Langley-area voters cast more ballots than the national average, and the way they voted changed significantly.
For the past 11 years, Langley voters were all grouped together in a single riding. As Langley’s population grew, a realignment created new ridings: Cloverdale-Langley City, and Langley-Aldergrove.
One of the biggest trends across Canada Monday was the increase in voter turnout. Both Langley ridings followed and beat that trend.
The national average was at least 68.49 per cent, the highest since 1993.
Langley-Aldergrove saw 73.4 per cent of registered voters cast a ballot.
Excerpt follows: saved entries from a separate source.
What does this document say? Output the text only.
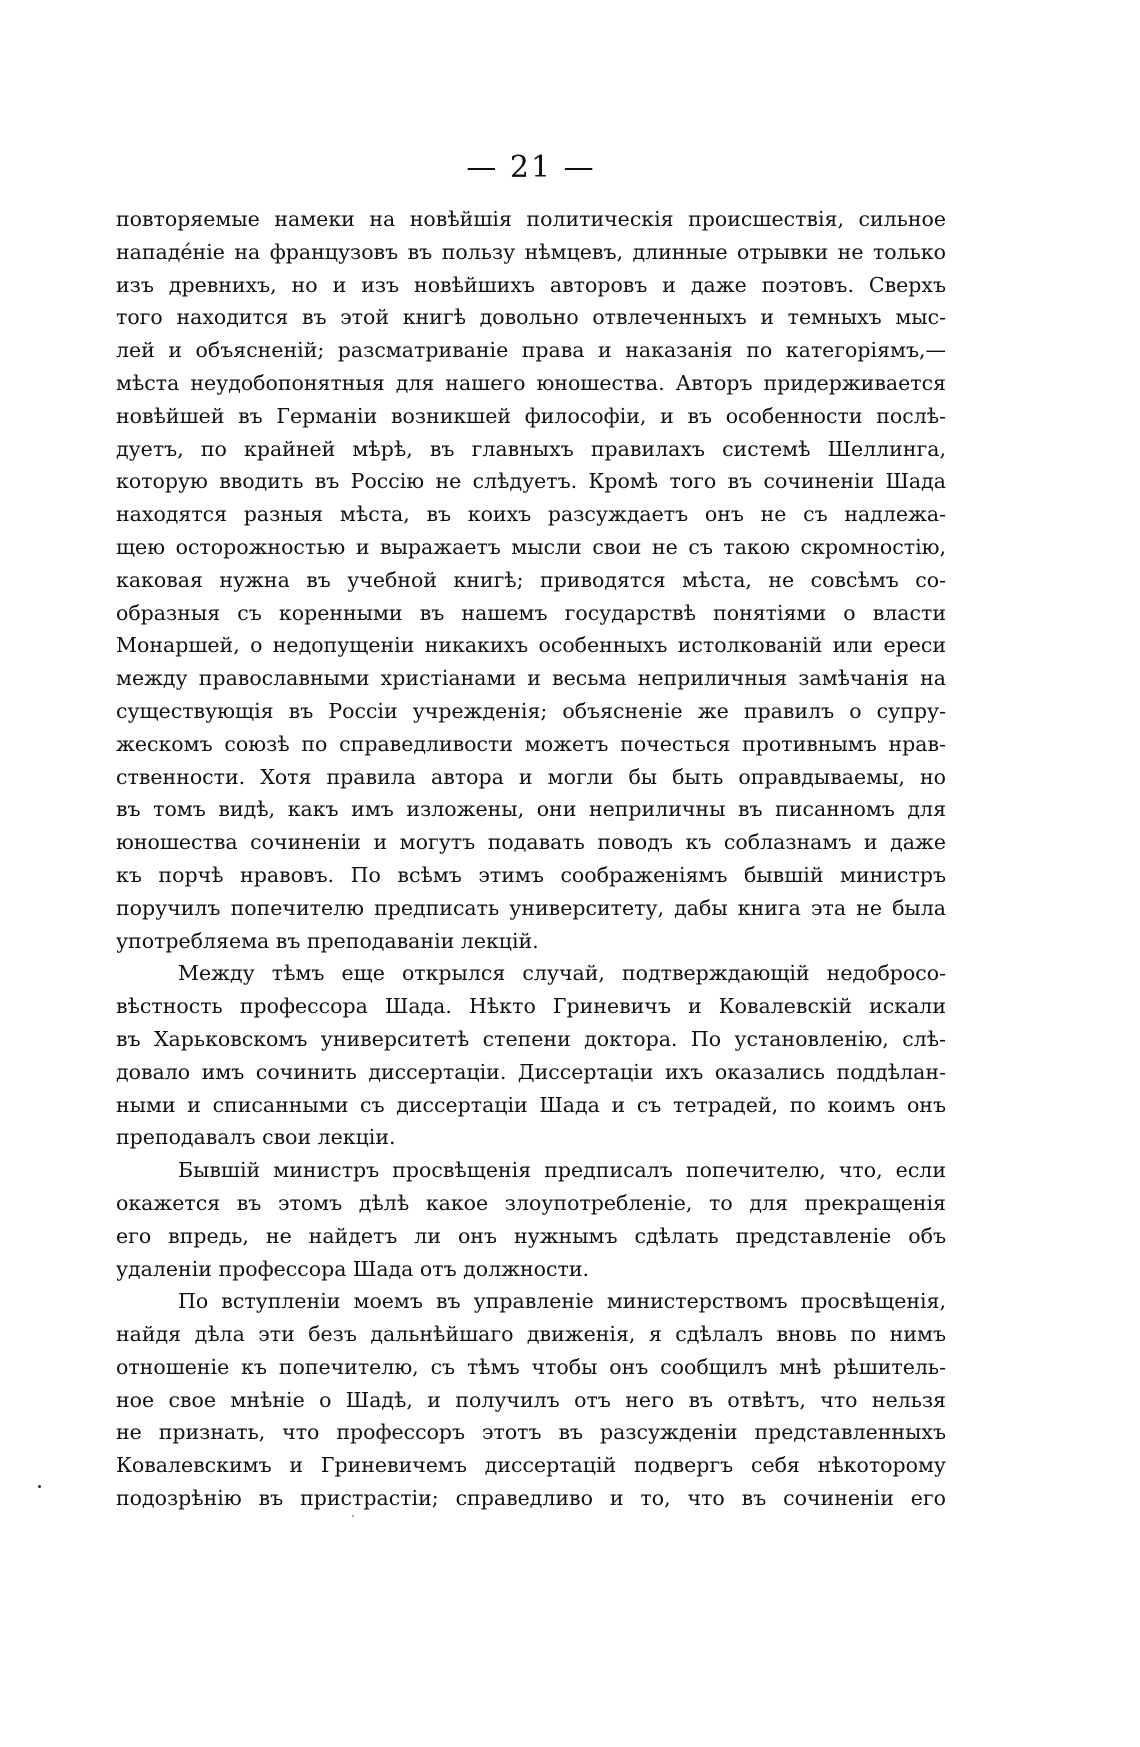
— 21 —
повторяемые намеки на новѣйшія политическія происшествія, сильное
нападе́ніе на французовъ въ пользу нѣмцевъ, длинные отрывки не только
изъ древнихъ, но и изъ новѣйшихъ авторовъ и даже поэтовъ. Сверхъ
того находится въ этой книгѣ довольно отвлеченныхъ и темныхъ мыс-
лей и объясненій; разсматриваніе права и наказанія по категоріямъ,—
мѣста неудобопонятныя для нашего юношества. Авторъ придерживается
новѣйшей въ Германіи возникшей философіи, и въ особенности послѣ-
дуетъ, по крайней мѣрѣ, въ главныхъ правилахъ системѣ Шеллинга,
которую вводить въ Россію не слѣдуетъ. Кромѣ того въ сочиненіи Шада
находятся разныя мѣста, въ коихъ разсуждаетъ онъ не съ надлежа-
щею осторожностью и выражаетъ мысли свои не съ такою скромностію,
каковая нужна въ учебной книгѣ; приводятся мѣста, не совсѣмъ со-
образныя съ коренными въ нашемъ государствѣ понятіями о власти
Монаршей, о недопущеніи никакихъ особенныхъ истолкованій или ереси
между православными христіанами и весьма неприличныя замѣчанія на
существующія въ Россіи учрежденія; объясненіе же правилъ о супру-
жескомъ союзѣ по справедливости можетъ почесться противнымъ нрав-
ственности. Хотя правила автора и могли бы быть оправдываемы, но
въ томъ видѣ, какъ имъ изложены, они неприличны въ писанномъ для
юношества сочиненіи и могутъ подавать поводъ къ соблазнамъ и даже
къ порчѣ нравовъ. По всѣмъ этимъ соображеніямъ бывшій министръ
поручилъ попечителю предписать университету, дабы книга эта не была
употребляема въ преподаваніи лекцій.
Между тѣмъ еще открылся случай, подтверждающій недобросо-
вѣстность профессора Шада. Нѣкто Гриневичъ и Ковалевскій искали
въ Харьковскомъ университетѣ степени доктора. По установленію, слѣ-
довало имъ сочинить диссертаціи. Диссертаціи ихъ оказались поддѣлан-
ными и списанными съ диссертаціи Шада и съ тетрадей, по коимъ онъ
преподавалъ свои лекціи.
Бывшій министръ просвѣщенія предписалъ попечителю, что, если
окажется въ этомъ дѣлѣ какое злоупотребленіе, то для прекращенія
его впредь, не найдетъ ли онъ нужнымъ сдѣлать представленіе объ
удаленіи профессора Шада отъ должности.
По вступленіи моемъ въ управленіе министерствомъ просвѣщенія,
найдя дѣла эти безъ дальнѣйшаго движенія, я сдѣлалъ вновь по нимъ
отношеніе къ попечителю, съ тѣмъ чтобы онъ сообщилъ мнѣ рѣшитель-
ное свое мнѣніе о Шадѣ, и получилъ отъ него въ отвѣтъ, что нельзя
не признать, что профессоръ этотъ въ разсужденіи представленныхъ
Ковалевскимъ и Гриневичемъ диссертацій подвергъ себя нѣкоторому
подозрѣнію въ пристрастіи; справедливо и то, что въ сочиненіи его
That doesn’t include voters who registered for the first time at their polling place.
Cloverdale-Langley City was only slightly lower, at 70.2 per cent of registered voters.
In 2011, overall voter turnout in the Langley riding was 62.2 per cent, slightly above the national average of 61.4 per cent.
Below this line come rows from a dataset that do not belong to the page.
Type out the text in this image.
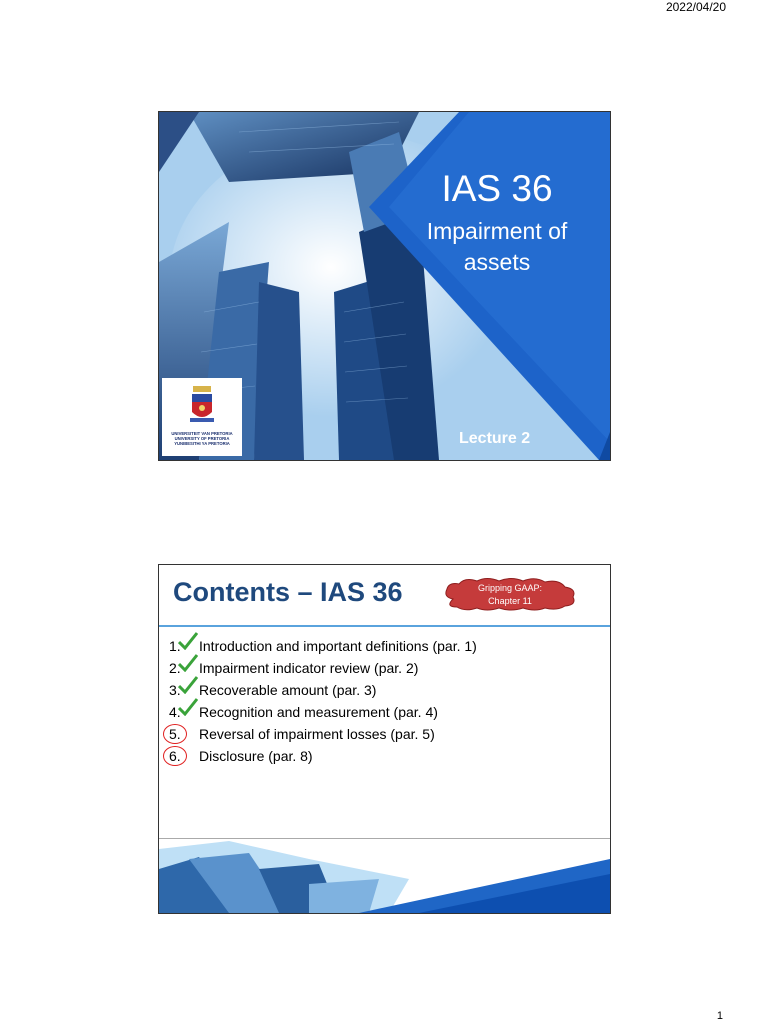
2022/04/20
IAS 36
Impairment of assets
Lecture 2
UNIVERSITEIT VAN PRETORIA
UNIVERSITY OF PRETORIA
YUNIBESITHI YA PRETORIA
Contents – IAS 36	Gripping GAAP:
Chapter 11
1. Introduction and important definitions (par. 1)
2. Impairment indicator review (par. 2)
3. Recoverable amount (par. 3)
4. Recognition and measurement (par. 4)
5. Reversal of impairment losses (par. 5)
6. Disclosure (par. 8)
1
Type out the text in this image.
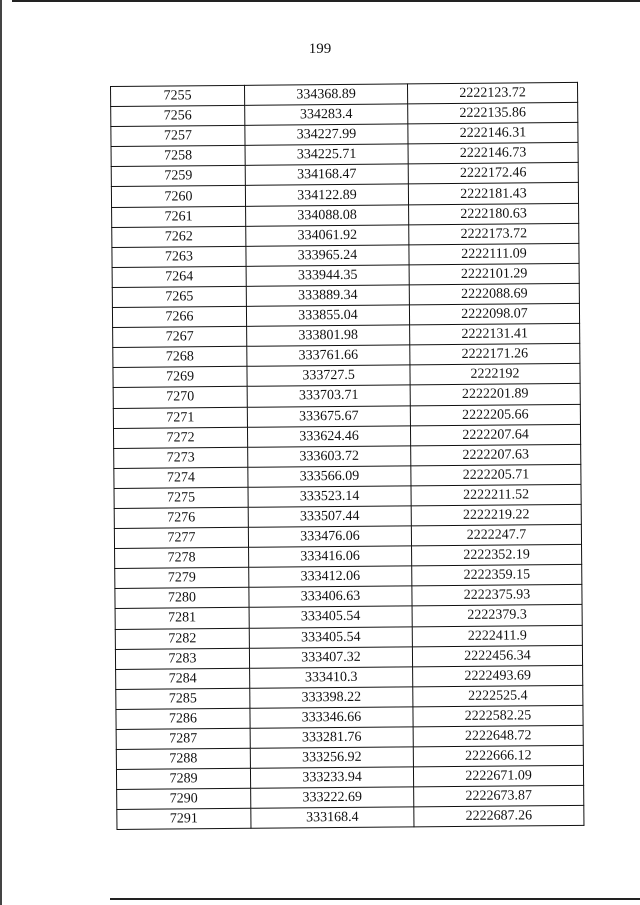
199
7255	334368.89	2222123.72
7256	334283.4	2222135.86
7257	334227.99	2222146.31
7258	334225.71	2222146.73
7259	334168.47	2222172.46
7260	334122.89	2222181.43
7261	334088.08	2222180.63
7262	334061.92	2222173.72
7263	333965.24	2222111.09
7264	333944.35	2222101.29
7265	333889.34	2222088.69
7266	333855.04	2222098.07
7267	333801.98	2222131.41
7268	333761.66	2222171.26
7269	333727.5	2222192
7270	333703.71	2222201.89
7271	333675.67	2222205.66
7272	333624.46	2222207.64
7273	333603.72	2222207.63
7274	333566.09	2222205.71
7275	333523.14	2222211.52
7276	333507.44	2222219.22
7277	333476.06	2222247.7
7278	333416.06	2222352.19
7279	333412.06	2222359.15
7280	333406.63	2222375.93
7281	333405.54	2222379.3
7282	333405.54	2222411.9
7283	333407.32	2222456.34
7284	333410.3	2222493.69
7285	333398.22	2222525.4
7286	333346.66	2222582.25
7287	333281.76	2222648.72
7288	333256.92	2222666.12
7289	333233.94	2222671.09
7290	333222.69	2222673.87
7291	333168.4	2222687.26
Not only was turnout up, but voters made different choices compared to four years ago.
The most obvious difference was in Cloverdale-Langley City.
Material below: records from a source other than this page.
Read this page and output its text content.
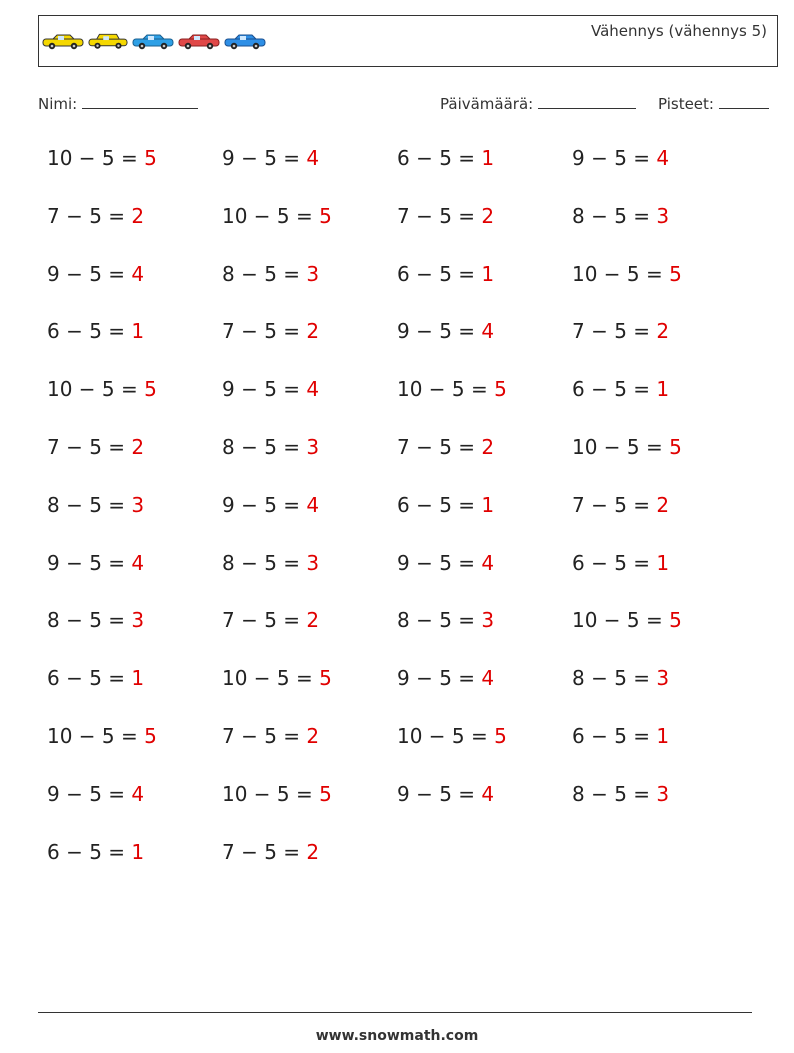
Vähennys (vähennys 5)
Nimi:	Päivämäärä:	Pisteet:
10 − 5 = 5	9 − 5 = 4	6 − 5 = 1	9 − 5 = 4
7 − 5 = 2	10 − 5 = 5	7 − 5 = 2	8 − 5 = 3
9 − 5 = 4	8 − 5 = 3	6 − 5 = 1	10 − 5 = 5
6 − 5 = 1	7 − 5 = 2	9 − 5 = 4	7 − 5 = 2
10 − 5 = 5	9 − 5 = 4	10 − 5 = 5	6 − 5 = 1
7 − 5 = 2	8 − 5 = 3	7 − 5 = 2	10 − 5 = 5
8 − 5 = 3	9 − 5 = 4	6 − 5 = 1	7 − 5 = 2
9 − 5 = 4	8 − 5 = 3	9 − 5 = 4	6 − 5 = 1
8 − 5 = 3	7 − 5 = 2	8 − 5 = 3	10 − 5 = 5
6 − 5 = 1	10 − 5 = 5	9 − 5 = 4	8 − 5 = 3
10 − 5 = 5	7 − 5 = 2	10 − 5 = 5	6 − 5 = 1
9 − 5 = 4	10 − 5 = 5	9 − 5 = 4	8 − 5 = 3
6 − 5 = 1	7 − 5 = 2
www.snowmath.com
The riding was built primarily from pieces of the old South Surrey-White Rock-Cloverdale and Fleetwood-Port Kells ridings, along with Langley City and a sliver of Willoughby from the Langley riding.
All of those areas had been held by Conservative MPs, who won in 2011 with between 47 and 64 per cent of the vote.
In both the former Fleetwood-Port Kells and the South Surrey-White Rock-Cloverdale ridings, the Liberals were in third place in 2011, well behind the second-place NDP candidates.
But Liberal John Aldag, running in his first campaign, won the new riding with 24,599 votes, or 45.5 per cent of the total.
Before the votes were counted, Aldag referred to the riding as “Conservative country.”
Conservative Dean Drysdale, a former Langley Township councillor, picked up 18,816 votes or 34.8 per cent.
The NDP’s Rebecca Smith took 8,426 votes, or 15.6 per cent.
Mark Warawa took victory in Langley-Aldergrove, inheriting most of the old Langley riding he had held for more than a decade.
But he had to fight harder to keep his seat.
In 2011, as the Conservatives won a majority government, Warawa took 35,569 votes, a staggering 64.5 per cent of the total.
This year in the new riding, Warawa received 27,343 votes, or 45.5 per cent.
The recipient of most of the change was Liberal Leon Jensen, who won 21,905 votes for 36.5 per cent of the vote.
The NDP lost ground as well. In 2011 they took 11,277 votes for 20.5 per cent of the vote, and seemed to have solidified their position as Langley’s second choice. But many of those votes seem to have migrated to the Liberals, leaving this year’s candidate Margot Sangster with 7,664.